In the first embodiment, the contact plate is not limited to the above configuration. For example, even if the contact plate cuts parallel to each other from the edge 141 of the frame member 14, the portion of the frame member 14 between the cuts is bent upward to contact the back surface of the stopper member 17. Good. In such a case, it is preferable to extend the edge 141 of the frame member 14 near the end of the extension 138. The cut is preferably parallel to the length direction of the substrate portion 13 and about the length from the edge portion 141 to the end portion 131.
Further, the contact plate may be an elastic member having one end portion detachably fixed to the frame member 14 and the other end contacting the stopper member 17. Further, in the third embodiment, for example, an elastic member is attached to the rear end of the frame member 14, and when the flexible wiring board 1 is accommodated in the case body 3, the elastic member plugs the contact plate 15 of the frame member 14 from behind. It may urge the stop member 17.

(Plug stopper)
4 (a), 4 (b), 4 (c), 5 (a) and 5 (b) are views for explaining the stopper member 17. FIG. FIG. 4A is a perspective view of the stopper 17, FIG. 4B is a side (rear) view of the contact plate 15, and FIG. 4C is a view of FIG. It is the front view which looked at the illustrated stopper member 17 from the front opposite to the back.
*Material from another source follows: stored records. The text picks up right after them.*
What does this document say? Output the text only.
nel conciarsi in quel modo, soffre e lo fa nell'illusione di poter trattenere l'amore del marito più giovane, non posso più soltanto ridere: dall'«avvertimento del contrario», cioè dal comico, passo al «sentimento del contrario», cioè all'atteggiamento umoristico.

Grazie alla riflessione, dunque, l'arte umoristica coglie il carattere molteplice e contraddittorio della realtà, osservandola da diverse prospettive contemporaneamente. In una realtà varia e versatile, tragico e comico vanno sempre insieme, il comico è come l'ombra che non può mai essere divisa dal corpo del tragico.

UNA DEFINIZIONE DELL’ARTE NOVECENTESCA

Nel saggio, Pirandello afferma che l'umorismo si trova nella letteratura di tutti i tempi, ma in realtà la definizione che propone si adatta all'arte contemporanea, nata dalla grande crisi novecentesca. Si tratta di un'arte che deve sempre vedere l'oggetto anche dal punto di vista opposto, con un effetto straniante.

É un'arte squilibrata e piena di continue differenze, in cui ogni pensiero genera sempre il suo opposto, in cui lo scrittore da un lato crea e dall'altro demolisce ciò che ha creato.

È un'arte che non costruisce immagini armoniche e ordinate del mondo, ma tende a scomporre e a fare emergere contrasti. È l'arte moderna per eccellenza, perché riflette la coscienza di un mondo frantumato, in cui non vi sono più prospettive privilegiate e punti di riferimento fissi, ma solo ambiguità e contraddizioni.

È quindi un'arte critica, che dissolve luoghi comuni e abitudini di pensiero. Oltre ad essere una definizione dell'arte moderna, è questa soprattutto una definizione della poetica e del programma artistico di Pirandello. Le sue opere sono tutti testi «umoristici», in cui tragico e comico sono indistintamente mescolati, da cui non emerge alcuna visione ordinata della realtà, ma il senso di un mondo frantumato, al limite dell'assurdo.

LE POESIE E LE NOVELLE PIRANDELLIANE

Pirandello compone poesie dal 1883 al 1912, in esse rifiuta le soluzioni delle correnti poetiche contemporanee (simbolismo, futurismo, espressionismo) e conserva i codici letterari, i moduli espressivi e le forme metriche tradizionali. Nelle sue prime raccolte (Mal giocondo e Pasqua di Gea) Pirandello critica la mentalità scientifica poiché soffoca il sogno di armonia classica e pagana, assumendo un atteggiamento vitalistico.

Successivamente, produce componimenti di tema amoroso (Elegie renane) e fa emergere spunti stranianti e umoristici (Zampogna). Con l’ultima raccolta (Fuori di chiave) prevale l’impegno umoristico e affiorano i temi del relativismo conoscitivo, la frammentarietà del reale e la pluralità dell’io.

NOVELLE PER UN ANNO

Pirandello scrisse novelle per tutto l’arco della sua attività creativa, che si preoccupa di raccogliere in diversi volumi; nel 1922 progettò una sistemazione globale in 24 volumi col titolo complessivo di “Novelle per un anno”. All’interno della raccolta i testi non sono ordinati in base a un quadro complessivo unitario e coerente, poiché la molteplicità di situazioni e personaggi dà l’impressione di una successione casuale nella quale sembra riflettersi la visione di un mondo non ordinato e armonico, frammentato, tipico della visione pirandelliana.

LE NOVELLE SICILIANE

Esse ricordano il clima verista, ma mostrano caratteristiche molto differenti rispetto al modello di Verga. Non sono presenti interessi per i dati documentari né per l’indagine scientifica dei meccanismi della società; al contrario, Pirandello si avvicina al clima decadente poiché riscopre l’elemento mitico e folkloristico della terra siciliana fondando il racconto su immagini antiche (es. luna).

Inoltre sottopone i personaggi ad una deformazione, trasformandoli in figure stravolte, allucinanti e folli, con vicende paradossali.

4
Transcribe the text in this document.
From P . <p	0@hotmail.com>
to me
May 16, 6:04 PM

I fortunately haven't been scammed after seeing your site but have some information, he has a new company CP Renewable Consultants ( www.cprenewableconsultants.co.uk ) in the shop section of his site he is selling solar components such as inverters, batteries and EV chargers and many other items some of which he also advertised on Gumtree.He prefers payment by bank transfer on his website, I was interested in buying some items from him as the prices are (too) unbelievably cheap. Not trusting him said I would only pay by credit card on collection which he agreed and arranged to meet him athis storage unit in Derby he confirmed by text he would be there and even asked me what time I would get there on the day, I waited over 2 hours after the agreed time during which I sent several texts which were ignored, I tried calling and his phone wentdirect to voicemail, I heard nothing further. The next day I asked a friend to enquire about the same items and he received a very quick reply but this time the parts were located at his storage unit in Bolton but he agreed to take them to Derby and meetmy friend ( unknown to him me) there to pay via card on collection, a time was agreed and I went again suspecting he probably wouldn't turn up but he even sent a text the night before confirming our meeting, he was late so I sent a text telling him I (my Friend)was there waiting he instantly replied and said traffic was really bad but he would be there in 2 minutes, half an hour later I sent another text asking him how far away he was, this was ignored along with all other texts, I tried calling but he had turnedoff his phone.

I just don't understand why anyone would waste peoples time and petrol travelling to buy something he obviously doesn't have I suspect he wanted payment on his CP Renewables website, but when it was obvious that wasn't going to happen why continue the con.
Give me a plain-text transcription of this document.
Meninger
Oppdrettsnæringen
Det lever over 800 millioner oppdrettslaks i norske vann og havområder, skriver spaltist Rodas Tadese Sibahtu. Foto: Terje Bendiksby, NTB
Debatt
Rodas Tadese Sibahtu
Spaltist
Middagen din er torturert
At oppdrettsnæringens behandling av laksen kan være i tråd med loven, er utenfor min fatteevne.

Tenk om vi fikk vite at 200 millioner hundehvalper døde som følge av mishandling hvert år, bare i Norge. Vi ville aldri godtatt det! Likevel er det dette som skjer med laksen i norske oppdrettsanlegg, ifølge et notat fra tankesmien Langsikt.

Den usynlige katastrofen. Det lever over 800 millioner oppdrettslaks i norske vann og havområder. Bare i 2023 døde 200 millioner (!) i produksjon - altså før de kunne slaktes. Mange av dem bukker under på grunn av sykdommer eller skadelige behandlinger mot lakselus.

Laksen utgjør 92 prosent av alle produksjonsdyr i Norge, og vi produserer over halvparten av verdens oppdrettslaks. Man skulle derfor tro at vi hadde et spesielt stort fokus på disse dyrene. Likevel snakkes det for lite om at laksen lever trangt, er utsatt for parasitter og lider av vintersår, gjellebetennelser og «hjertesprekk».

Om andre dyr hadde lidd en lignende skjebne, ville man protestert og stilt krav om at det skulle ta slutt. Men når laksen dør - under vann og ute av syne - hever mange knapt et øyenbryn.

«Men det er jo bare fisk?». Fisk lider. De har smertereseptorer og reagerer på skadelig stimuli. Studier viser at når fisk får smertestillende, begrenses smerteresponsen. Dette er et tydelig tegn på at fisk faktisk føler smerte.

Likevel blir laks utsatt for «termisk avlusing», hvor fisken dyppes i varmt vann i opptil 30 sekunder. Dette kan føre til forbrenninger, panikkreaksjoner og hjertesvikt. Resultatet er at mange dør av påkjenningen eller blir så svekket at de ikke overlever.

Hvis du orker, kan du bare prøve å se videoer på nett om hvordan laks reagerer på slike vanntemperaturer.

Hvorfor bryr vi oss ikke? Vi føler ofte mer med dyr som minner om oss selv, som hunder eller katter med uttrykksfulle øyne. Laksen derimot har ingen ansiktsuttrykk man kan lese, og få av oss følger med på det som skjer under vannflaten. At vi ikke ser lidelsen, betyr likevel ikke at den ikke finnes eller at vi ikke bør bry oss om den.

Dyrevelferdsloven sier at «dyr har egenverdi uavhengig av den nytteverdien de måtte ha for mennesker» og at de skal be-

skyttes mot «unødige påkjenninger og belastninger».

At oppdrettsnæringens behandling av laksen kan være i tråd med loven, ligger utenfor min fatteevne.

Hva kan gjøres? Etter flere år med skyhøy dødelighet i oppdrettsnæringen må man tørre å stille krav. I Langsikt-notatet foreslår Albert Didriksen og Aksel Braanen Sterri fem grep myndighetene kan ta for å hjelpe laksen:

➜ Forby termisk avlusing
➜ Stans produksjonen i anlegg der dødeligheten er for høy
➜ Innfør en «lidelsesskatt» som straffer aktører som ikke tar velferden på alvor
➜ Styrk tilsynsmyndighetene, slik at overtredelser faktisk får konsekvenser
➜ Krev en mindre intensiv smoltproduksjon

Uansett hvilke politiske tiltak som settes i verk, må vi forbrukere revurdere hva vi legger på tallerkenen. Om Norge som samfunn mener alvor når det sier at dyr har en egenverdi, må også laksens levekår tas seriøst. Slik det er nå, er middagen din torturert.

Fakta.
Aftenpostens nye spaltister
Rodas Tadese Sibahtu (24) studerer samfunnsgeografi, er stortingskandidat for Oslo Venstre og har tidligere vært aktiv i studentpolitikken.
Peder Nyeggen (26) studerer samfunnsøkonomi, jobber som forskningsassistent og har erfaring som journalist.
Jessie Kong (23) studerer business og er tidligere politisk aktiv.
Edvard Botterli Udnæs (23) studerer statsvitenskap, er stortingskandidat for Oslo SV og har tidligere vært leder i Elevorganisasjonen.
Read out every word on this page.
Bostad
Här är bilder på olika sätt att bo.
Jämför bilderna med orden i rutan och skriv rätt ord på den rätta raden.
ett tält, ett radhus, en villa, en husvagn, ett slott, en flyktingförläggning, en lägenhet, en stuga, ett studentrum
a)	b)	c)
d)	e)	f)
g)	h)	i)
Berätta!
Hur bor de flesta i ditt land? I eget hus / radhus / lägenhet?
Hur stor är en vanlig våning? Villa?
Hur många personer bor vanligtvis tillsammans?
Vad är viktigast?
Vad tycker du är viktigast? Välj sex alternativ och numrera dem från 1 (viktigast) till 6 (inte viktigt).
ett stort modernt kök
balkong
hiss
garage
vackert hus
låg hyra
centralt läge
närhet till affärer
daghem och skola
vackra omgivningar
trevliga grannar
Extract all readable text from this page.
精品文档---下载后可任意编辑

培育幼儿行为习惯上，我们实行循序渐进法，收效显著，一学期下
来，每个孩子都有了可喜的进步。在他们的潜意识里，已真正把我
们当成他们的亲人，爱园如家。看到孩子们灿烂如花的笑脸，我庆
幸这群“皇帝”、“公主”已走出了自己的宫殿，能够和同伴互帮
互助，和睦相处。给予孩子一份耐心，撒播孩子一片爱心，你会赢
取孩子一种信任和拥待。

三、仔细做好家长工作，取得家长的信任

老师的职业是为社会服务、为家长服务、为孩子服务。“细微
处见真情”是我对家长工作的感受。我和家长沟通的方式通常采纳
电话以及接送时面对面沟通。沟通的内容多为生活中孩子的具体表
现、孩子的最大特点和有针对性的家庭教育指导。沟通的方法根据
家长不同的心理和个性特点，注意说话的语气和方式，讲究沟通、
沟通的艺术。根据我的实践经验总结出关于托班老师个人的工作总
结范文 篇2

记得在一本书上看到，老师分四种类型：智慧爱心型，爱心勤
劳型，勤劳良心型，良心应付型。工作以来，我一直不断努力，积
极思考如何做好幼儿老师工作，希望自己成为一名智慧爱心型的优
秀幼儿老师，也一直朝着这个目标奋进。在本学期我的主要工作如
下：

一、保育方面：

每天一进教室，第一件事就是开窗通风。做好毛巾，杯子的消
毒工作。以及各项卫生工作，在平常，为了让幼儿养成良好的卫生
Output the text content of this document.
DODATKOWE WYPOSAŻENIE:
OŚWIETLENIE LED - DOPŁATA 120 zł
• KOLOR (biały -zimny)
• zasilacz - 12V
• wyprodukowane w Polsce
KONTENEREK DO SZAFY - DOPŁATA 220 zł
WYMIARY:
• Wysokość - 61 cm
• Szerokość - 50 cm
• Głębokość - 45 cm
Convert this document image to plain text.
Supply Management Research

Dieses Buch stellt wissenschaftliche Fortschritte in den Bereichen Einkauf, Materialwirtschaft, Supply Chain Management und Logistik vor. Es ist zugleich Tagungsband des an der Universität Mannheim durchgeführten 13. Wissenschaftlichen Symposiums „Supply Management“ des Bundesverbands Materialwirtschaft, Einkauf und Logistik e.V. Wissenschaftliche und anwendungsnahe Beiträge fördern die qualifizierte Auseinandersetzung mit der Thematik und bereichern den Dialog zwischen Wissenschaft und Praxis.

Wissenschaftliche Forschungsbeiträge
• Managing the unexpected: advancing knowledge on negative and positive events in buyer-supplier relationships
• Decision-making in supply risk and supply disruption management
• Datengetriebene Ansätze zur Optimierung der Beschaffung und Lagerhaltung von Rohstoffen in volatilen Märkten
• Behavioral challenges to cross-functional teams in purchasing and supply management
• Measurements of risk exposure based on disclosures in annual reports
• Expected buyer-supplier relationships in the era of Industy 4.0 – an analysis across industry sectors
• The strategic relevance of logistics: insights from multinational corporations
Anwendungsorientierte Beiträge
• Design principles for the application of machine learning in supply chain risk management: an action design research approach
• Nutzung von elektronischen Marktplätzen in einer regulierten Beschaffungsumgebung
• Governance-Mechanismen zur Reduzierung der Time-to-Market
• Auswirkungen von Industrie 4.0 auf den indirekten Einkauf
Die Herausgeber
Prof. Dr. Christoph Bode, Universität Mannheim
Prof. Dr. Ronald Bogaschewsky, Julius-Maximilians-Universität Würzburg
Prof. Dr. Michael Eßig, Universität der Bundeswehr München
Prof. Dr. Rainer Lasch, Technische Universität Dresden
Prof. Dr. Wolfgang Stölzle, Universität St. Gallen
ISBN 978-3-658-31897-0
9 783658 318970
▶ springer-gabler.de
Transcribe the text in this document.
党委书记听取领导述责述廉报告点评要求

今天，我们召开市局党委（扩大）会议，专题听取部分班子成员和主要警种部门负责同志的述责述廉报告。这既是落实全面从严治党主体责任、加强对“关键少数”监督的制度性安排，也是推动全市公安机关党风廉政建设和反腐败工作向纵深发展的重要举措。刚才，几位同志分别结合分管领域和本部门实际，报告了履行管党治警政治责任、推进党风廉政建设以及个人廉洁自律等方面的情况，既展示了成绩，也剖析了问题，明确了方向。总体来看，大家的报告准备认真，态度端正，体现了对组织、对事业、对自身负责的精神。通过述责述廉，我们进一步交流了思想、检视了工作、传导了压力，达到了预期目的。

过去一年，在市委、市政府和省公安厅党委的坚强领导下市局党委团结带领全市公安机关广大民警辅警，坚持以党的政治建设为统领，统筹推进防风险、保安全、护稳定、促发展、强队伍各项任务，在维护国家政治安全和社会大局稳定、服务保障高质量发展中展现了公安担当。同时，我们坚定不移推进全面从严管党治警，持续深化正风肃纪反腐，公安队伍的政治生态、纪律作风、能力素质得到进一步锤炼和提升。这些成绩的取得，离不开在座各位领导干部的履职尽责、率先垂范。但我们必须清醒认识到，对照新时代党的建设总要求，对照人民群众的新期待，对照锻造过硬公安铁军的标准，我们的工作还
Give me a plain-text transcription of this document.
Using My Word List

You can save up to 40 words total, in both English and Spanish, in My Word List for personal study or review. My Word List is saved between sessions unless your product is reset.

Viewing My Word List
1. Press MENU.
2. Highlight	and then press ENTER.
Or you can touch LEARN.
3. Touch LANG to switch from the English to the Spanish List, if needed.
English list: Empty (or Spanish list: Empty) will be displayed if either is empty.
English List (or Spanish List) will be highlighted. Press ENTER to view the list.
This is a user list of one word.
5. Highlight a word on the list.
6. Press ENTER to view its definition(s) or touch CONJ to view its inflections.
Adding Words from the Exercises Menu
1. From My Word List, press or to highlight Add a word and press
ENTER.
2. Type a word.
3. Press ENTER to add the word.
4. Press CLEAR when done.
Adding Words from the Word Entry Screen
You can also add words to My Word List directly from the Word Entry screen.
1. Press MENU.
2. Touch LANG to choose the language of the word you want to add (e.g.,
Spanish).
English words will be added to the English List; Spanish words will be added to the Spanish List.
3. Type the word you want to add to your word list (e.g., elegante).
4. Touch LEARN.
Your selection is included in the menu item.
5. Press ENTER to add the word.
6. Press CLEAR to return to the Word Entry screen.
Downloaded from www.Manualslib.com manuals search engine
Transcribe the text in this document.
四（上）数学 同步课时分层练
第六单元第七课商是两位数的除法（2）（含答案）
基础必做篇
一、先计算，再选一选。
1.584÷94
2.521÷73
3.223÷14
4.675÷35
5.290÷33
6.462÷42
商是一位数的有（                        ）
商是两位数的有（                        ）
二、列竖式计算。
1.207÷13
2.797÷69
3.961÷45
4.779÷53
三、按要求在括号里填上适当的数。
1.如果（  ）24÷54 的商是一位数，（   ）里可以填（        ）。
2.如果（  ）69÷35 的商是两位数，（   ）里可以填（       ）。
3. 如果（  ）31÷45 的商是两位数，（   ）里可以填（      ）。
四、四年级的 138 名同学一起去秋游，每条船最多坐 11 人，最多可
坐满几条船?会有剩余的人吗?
FIG. 5A is a side view of the stopper member 17 shown in FIG. 4A as viewed in the y direction of the coordinate axis shown in FIG. 4A. FIG. 5B is a cross-sectional view of the cross section of the plugging member 17 taken along the alternate long and short dash line shown in FIG. 4B as viewed in the direction of arrows Vb and Vb. In FIG. 5B, the wall member 31 is indicated by a virtual line.

As shown in FIGS. 4A to 5B, the stopper member 17 has a front surface 73a and a back surface 73b each having a substantially elliptical shape, and a slit 71 penetrating the front surface 73a and the back surface 73b. And a concave groove 72 formed on the back surface 73b. The slit 71 may be a through groove through which the board body 13b is inserted so as not to slide. In such a case, the gap between the slit 71 and the board body 13b is filled with an adhesive and It prevents gas distribution. In the first embodiment, the stopper member 17 may be integrally formed around the substrate body 13b.
The concave groove 72 is a long groove for positioning that prevents the contact position of the contact plate 15 from shifting when the contact plate 15 comes into contact with the back surface 73b of the stopper member 17. The length of the concave groove 72 may be equal to or longer than the length of the contact portion 153 in the width direction, and does not need to exactly match.

Further, in the stopper member 17, the size (diameter of an ellipse) of the outer edge of the peripheral surface between the front surface 73a and the back surface 73b changes in multiple steps. Specifically, the peripheral surface between the front surface 73a and the rear surface 73b includes the peripheral surface portions 74, 75, 76, 77 and the peripheral surface portion 78. In the stopper member 17, the direction toward the connector, the −z direction (not shown) in FIGS. 4A and 5A is described as “front”, and the direction opposite to the −z direction is described as “rear”. .
Specifically, the outer edge of the peripheral surface portion 78 of the peripheral surface portion of the stopper member 17 is constant and coincides with the outer edge of the back surface 73b. The outer edge of the peripheral surface portion 76 is constant and smaller than the outer edge of the peripheral surface portion 78. The outer edge of the peripheral surface portion 77 changes so as to have the convex portion P1, and becomes maximum at the vertex of the convex portion P1, and the minimum outer edge is smaller than the outer edge of the peripheral surface portion 76.

The outer edge of the peripheral surface portion 75 is constant and coincides with the minimum outer edge of the peripheral surface portion 77. The outer edge of the peripheral surface portion 74 changes so as to decrease from the rear to the front with a certain inclination, and the maximum outer edge coincides with the outer edge of the peripheral surface portion 75. The minimum outer edge of the peripheral surface portion 74 coincides with the outer edge of the front surface 73a.
As described above, the stopper member 17 in which the outer edge of the peripheral surface changes has a configuration in which the outer shape gradually decreases from the rear to the front. Such a stopper member 17 is suitable for being inserted into the through hole 32 of the wall member 31 from the inside from the inside of the case body 3 to seal the through hole 32 from the inside of the case body 3.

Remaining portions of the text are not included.